Sunday, June 24, 2001
Kingsville proposal may defuse anger over Vieques closure
Bush could mollify conservatives upset over losing the base
By Tara Copp and Lisa Hoffman
Scripps Howard News Service
WASHINGTON - By having his senior political adviser push Kingsville as an immediate substitute location for Vieques, President Bush could make closing the Navy bombing training base less politically explosive, political analysts and lobbyists said.
"The one thing that may be driving it is the desire by the administration to do some quick damage control," said Marshall Whitmann, a political analyst at the conservative Hudson Institute. "At the moment there is extreme displeasure in the defense and conservative circles about how the administration is handling this issue, so they may be looking for a quick resolution, and they may be looking to Texas where the administration may have certain political clout to make it happen quickly."
A 100,000-acre area between Kingsville and Harlingen is among locations being considered in the wake of President Bush's announcement last week that the Navy would withdraw from Vieques in two years.
For years, protesters said bombing on the Puerto Rican island was harming the environment and people's health. The Navy has denied those assertions.
'Prime opportunity'
Corpus Christi's lobbyist in Washington, Larry Meyers, said he suggested Kingsville as a substitute base to the Senate's military readiness subcommittee two weeks ago and that "they were not the least bit interested" in closing Vieques, but welcomed the possibility of an additional training base, he said.
Now though, with Bush's hard line on closing the base, having Karl Rove suggest Kingsville as an immediate substitute might make the closure easier to swallow, he said.
"It sounds to me like Kingsville has a prime opportunity here," Meyers said. "I would think that the opportunity for immediate replacement makes closure much easier."
However both Whitmann and Meyers said Bush doesn't have Congressional support yet. Next Wednesday, both the House and Senate Armed Services Committees will be holding hearings on the issue, and both Democratic and Republican members of those committees have already started voicing their opposition to closing Vieques.
"It's going to be a challenge to the president," Meyers said.
Panel to be chosen
Meanwhile, the Navy said Friday any speculation on where a replacement for Vieques might be located was premature.
Navy Secretary Gordon England intends to appoint a panel to analyze possible sites, but hasn't even chosen the members yet, said Navy Lt. Cmdr. Dawn Cutler on Friday.
"Nothing has been put together yet," Cutler said.
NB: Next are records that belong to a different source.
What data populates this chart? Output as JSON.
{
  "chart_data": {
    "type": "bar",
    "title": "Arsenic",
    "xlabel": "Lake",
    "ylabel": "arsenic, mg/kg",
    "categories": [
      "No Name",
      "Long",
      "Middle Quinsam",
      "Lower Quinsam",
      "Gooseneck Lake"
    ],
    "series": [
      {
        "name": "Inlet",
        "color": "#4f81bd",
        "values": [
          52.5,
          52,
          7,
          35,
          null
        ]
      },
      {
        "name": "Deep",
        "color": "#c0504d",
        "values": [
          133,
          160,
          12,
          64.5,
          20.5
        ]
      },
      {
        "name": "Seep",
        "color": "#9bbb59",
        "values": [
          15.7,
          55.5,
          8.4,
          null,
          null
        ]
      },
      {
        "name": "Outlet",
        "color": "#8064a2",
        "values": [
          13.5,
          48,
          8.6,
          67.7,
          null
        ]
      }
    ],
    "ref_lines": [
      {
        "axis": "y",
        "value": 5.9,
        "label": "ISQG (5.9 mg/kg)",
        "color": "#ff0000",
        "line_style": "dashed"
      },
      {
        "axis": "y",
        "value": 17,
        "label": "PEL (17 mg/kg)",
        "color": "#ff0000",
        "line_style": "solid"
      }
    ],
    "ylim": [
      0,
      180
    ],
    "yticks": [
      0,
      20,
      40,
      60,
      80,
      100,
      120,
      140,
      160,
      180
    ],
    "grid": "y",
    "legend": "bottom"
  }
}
One of the options the Navy will study is choosing several sites to replace Vieques, which the Navy considers its "crown jewel" because it offers a variety of training opportunities. Most alternative locations, including Kingsville, lack at least one piece. For Kingsville, the deficit is no suitable place to practice amphibious landings. Amphibious landing training here would require using a swath of Padre Island to allow passage of troops and equipment from the Gulf to the Laguna Madre and the mainland, said Corpus Christi Mayor Loyd Neal on Friday.
Republican outrage
Neal, who has been working with Navy officials through his position as chairman of the South Texas Military Facilities Task Force, said such an arrangement would require softening the environmental regulations governing the island.
Meanwhile, many Republicans in Congress are vowing to vigorously fight to overturn the White House's decision to abandon Vieques. Outraged at the White House's decision to bail out of such a prime training ground, Sen. James Inhofe, R-Okla., has called a hearing for Wednesday to air these objections.
Criticism from the conservative wing continued to pour in Friday. The American Conservative Union was the latest to blast the decision as little more than political pandering to Hispanic voters and a boost for New York Gov. George Pataki's political future.
Growing opposition
"Conservatives can't help but think our government is more concerned with the requests of a lightweight Republican governor and opportunistic celebrity protesters in this case than the need to 'provide for the national defense,' " said David Keene, chairman of the group.
In recent years, U.S. bomb training sites have become more and more unpopular in nearby communities across America and overseas.
The Pentagon faces growing local opposition from West Texas to Big Sur, Calif., to Okinawa, where residents are up in arms over environmental damage, physical danger, noise, lowered property values and economic disruption.
The Abilene area has been embroiled for more than three years in a fight over Air Force plans for low-level training flights by B-1 bombers from Dyess Air Force Base. Ranchers have objected on the basis of their fears that such flights will harm livestock by spooking them. Two groups have taken the fight to court.
Unlike at Vieques - and, theoretically, Kingsville - the Dyess flights do not involve the dropping of munitions, live or otherwise.